I’ve had my Tumblr account for some time and wasn’t quite sure about the concept. It provides micro-blogging, of a sort, but where post types are defined into text, photo, link, quote, chat, audio, video. Each of these types has a pre-defined style applied to it meaning it makes it easy to quickly post different types of content that looks nice and the main template can be fully customised with HTML.
Tumblr can seem a bit backwards on first glance, especially when coming from a full blogging platform like Wordpress. There are no categories as such, no ‘pages’ (static posts outside of the blog/date system) and the only real navigation comes as PREV and NEXT pagination. But a system as Tumblr shines when you embrace the format - it’s meant a blog - a date ordered, ongoing series of updates from a personal point of view. The one-page, single list layout that is Tumblr gives a great blog format. It means, like a blog, the main emphasis is about what it going on now and the Tumblr ‘dashboard’ gives you the means to quickly post content with little other thought.
Tumblr also provides domain customising so that you CAN have the Tumblr blog using your own mydomain.com address.
Archiving on Tumblr is handled in a unique way.

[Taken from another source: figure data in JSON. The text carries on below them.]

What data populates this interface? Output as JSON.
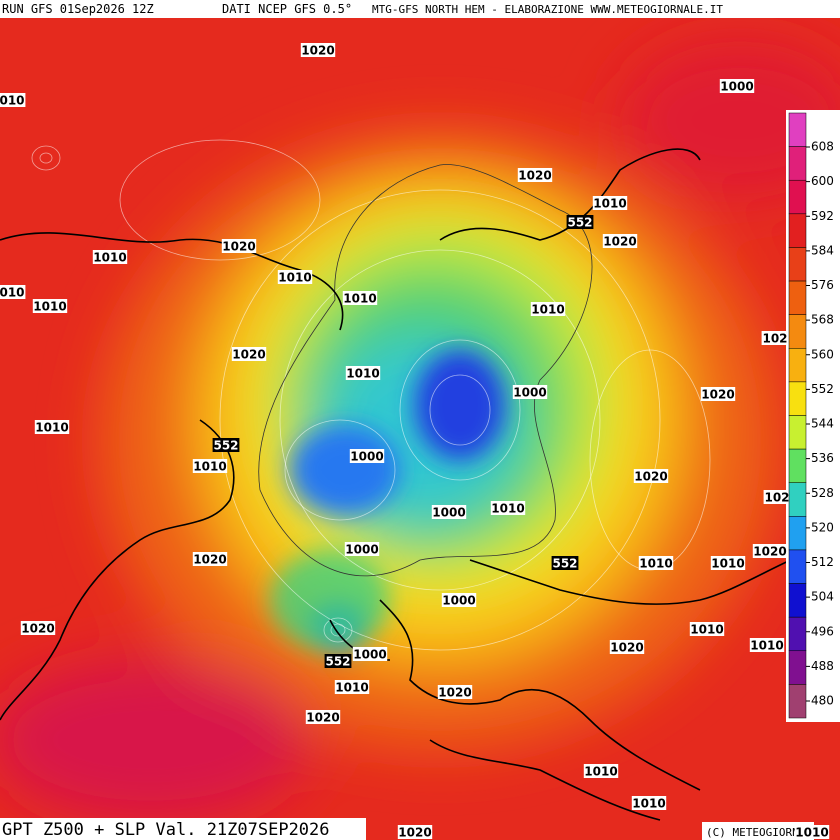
{
  "header": {
    "run": "RUN GFS 01Sep2026 12Z",
    "source": "DATI NCEP GFS 0.5°",
    "credit": "MTG-GFS NORTH HEM - ELABORAZIONE WWW.METEOGIORNALE.IT"
  },
  "footer": {
    "title": "GPT Z500 + SLP Val. 21Z07SEP2026",
    "copyright": "(C) METEOGIORNALE"
  },
  "colorbar": {
    "ticks": [
      608,
      600,
      592,
      584,
      576,
      568,
      560,
      552,
      544,
      536,
      528,
      520,
      512,
      504,
      496,
      488,
      480
    ],
    "colors": [
      "#e040c0",
      "#e0207a",
      "#e01050",
      "#e22020",
      "#e84018",
      "#ee6010",
      "#f48a10",
      "#f8b010",
      "#f8e010",
      "#c8f030",
      "#60e060",
      "#30d0c0",
      "#20a0f0",
      "#2050f0",
      "#1010d0",
      "#5010b0",
      "#801090",
      "#a04070"
    ]
  },
  "contour_labels": [
    "1020",
    "1000",
    "010",
    "1020",
    "552",
    "1010",
    "1020",
    "1010",
    "1020",
    "1010",
    "010",
    "1010",
    "1010",
    "1010",
    "1020",
    "1010",
    "1000",
    "1020",
    "1010",
    "552",
    "1010",
    "1000",
    "1020",
    "1000",
    "1010",
    "1000",
    "1020",
    "552",
    "1010",
    "1010",
    "1020",
    "1000",
    "1020",
    "1010",
    "1020",
    "1010",
    "552",
    "1000",
    "1010",
    "1020",
    "1020",
    "1010",
    "1010",
    "1020",
    "1010",
    "102",
    "102"
  ]
}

Posts are date organised on a page in a grid layout with actual post thumbnails of the posts you have made.
Tags have recently been introduced but unlike Wordpress, there aren’t any functions to have all those tags listed in a sidebar or anything. BUT apply a tag to a post automatically makes a url of it, so that a posts tagged personal, can then be accessed in date order via yourname.tumblr.com/tagged/personal meaning you could manually add a tag list if, like me, you have a fixed tag list, defined in advance.
But still the main reason to switch a whole website to something like Tumblr is that rather than your main website being a hub for other networks you use, it means that your website IS one of those networks. It means your website ITSELF can be added as a friend rather than giving someone your username for a particular social network and having the friend have to go off to that other site and add you.
This is technically where MySpace was so far ahead but most of us didn’t realise because it was/is so poorly implemented.
Having this setup means that the potential for self-promotion is greatly increased as your website is inside a network.